Laboratory Fume Hoods and Biosafety Cabinets are essential pieces of equipment when working with chemicals and materials that emit noxious fumes in the lab. The height you set the sash of your fume hood at has an impact on many different things. First and foremost, and the purpose most people associate with the sash height, is that it must be set low enough for proper fume extraction to maintain safe, breathable air throughout the lab. Although the sash height is the determining factor for this, there are a lot of other things that need to be taken into consideration when determining the proper sash height.
Besides setting the sash low enough to make sure that the fumes are extracted effectively, when you close the sash you also protect yourself and others against any chemical accidents that can be contained within the biosafety cabinet or fume hood. Most fume hoods are designed to work more efficiently the lower you go. We’re not talking about typical energy savings, like you get when you switch from a 60 watt lamp to a 40 watt, fume hoods can use as much energy as 4 average homes per year. An open fume hood uses ten times more electricity than a hood with the sash closed. There’s more to it than the additional energy used by the fume hood or the added carbon emissions it produces. The further the sash is open, the more air you vent from your laboratory. Unlike the air loss you’d get with a naturally aspirated chimney, this air is being drawn out by the fume hood motor and, depending on the weather, either the building’s heating system or air-conditioning system may need to work harder as well to keep the laboratory at a comfortable temperature for you to work in.
As you raise the sash the fan speed increases but it does not mean that the higher you raise the sash the more effective the fume hood becomes. It’s the opposite and besides reducing efficiency, you lose effectiveness as more and more air has to be moved to draw out harmful fumes and continue to keep you safe. On top of that, as the sash goes up and the motor continues to work harder and harder, the increased airflow can cause turbulence within the fume hood which increases the likelihood that fumes will escape.

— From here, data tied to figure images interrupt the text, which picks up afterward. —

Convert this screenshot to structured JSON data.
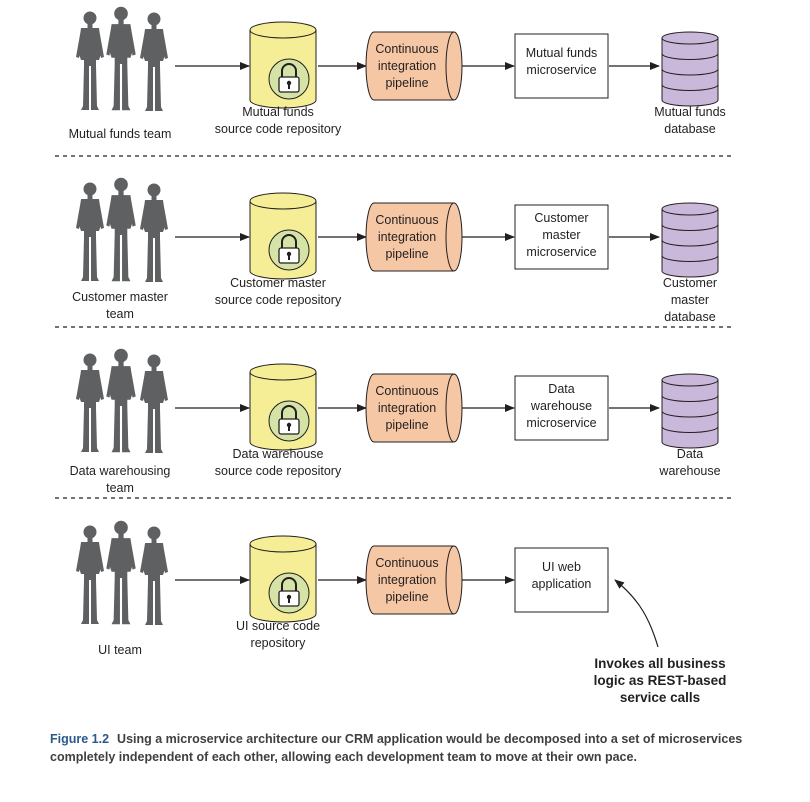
{
  "rows": [
    {
      "team": "Mutual funds team",
      "repository": "Mutual funds\nsource code repository",
      "pipeline": "Continuous\nintegration\npipeline",
      "service": "Mutual funds\nmicroservice",
      "database": "Mutual funds\ndatabase"
    },
    {
      "team": "Customer master\nteam",
      "repository": "Customer master\nsource code repository",
      "pipeline": "Continuous\nintegration\npipeline",
      "service": "Customer\nmaster\nmicroservice",
      "database": "Customer\nmaster\ndatabase"
    },
    {
      "team": "Data warehousing\nteam",
      "repository": "Data warehouse\nsource code repository",
      "pipeline": "Continuous\nintegration\npipeline",
      "service": "Data\nwarehouse\nmicroservice",
      "database": "Data\nwarehouse"
    },
    {
      "team": "UI team",
      "repository": "UI source code\nrepository",
      "pipeline": "Continuous\nintegration\npipeline",
      "service": "UI web\napplication",
      "database": ""
    }
  ],
  "annotation": "Invokes all business\nlogic as REST-based\nservice calls",
  "caption": {
    "figure": "Figure 1.2",
    "text": "Using a microservice architecture our CRM application would be decomposed into a set of microservices completely independent of each other, allowing each development team to move at their own pace."
  },
  "colors": {
    "people": "#5f6062",
    "repository_fill": "#f6ee96",
    "lock_fill": "#d6e3a6",
    "pipeline_fill": "#f6c7a5",
    "database_fill": "#c9b8d9",
    "caption_accent": "#2b5a8a"
  },
  "icons": [
    "person-silhouette-icon",
    "padlock-icon"
  ]
}
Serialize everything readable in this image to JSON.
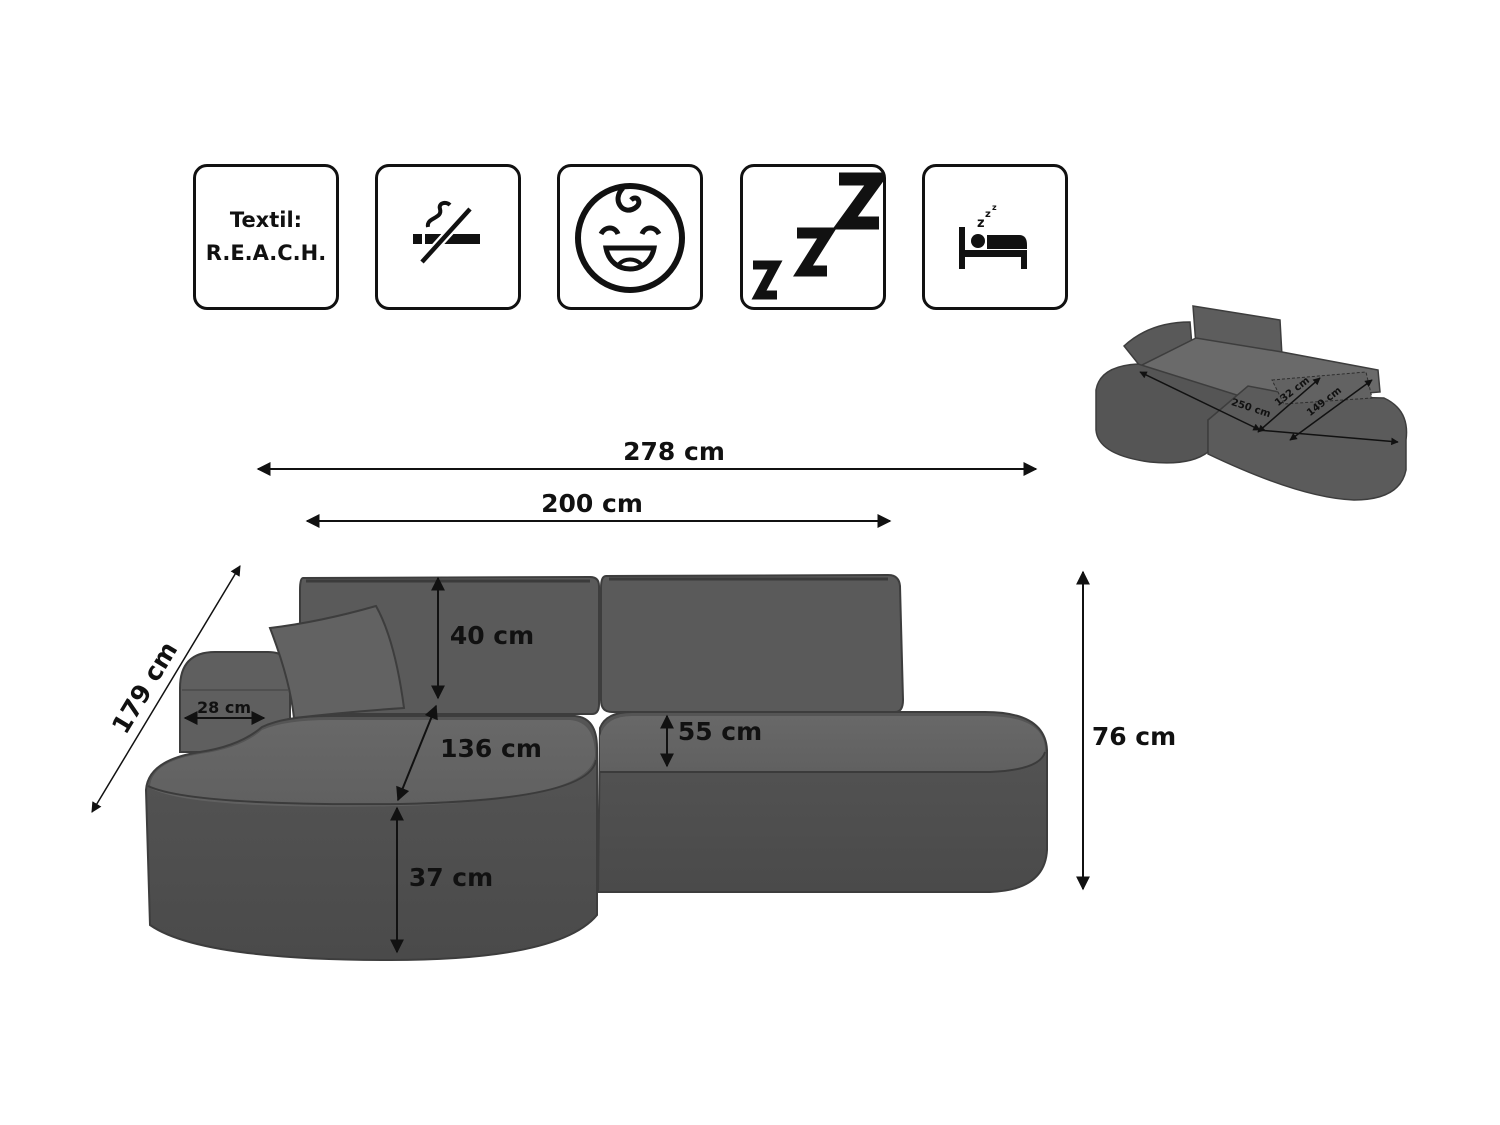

As you can see, there are many reasons to lower, or even close, the sash on your fume hood and we didn’t even consider the additional wear and tear caused when equipment has to work more. Closing the sash is the safest and the most energy-efficient way to work and if you're not working in the fume hood, or before you leave to go home, always remember to lower the sash as far as it can go. Lowering the sash provides the best conditions for venting fumes.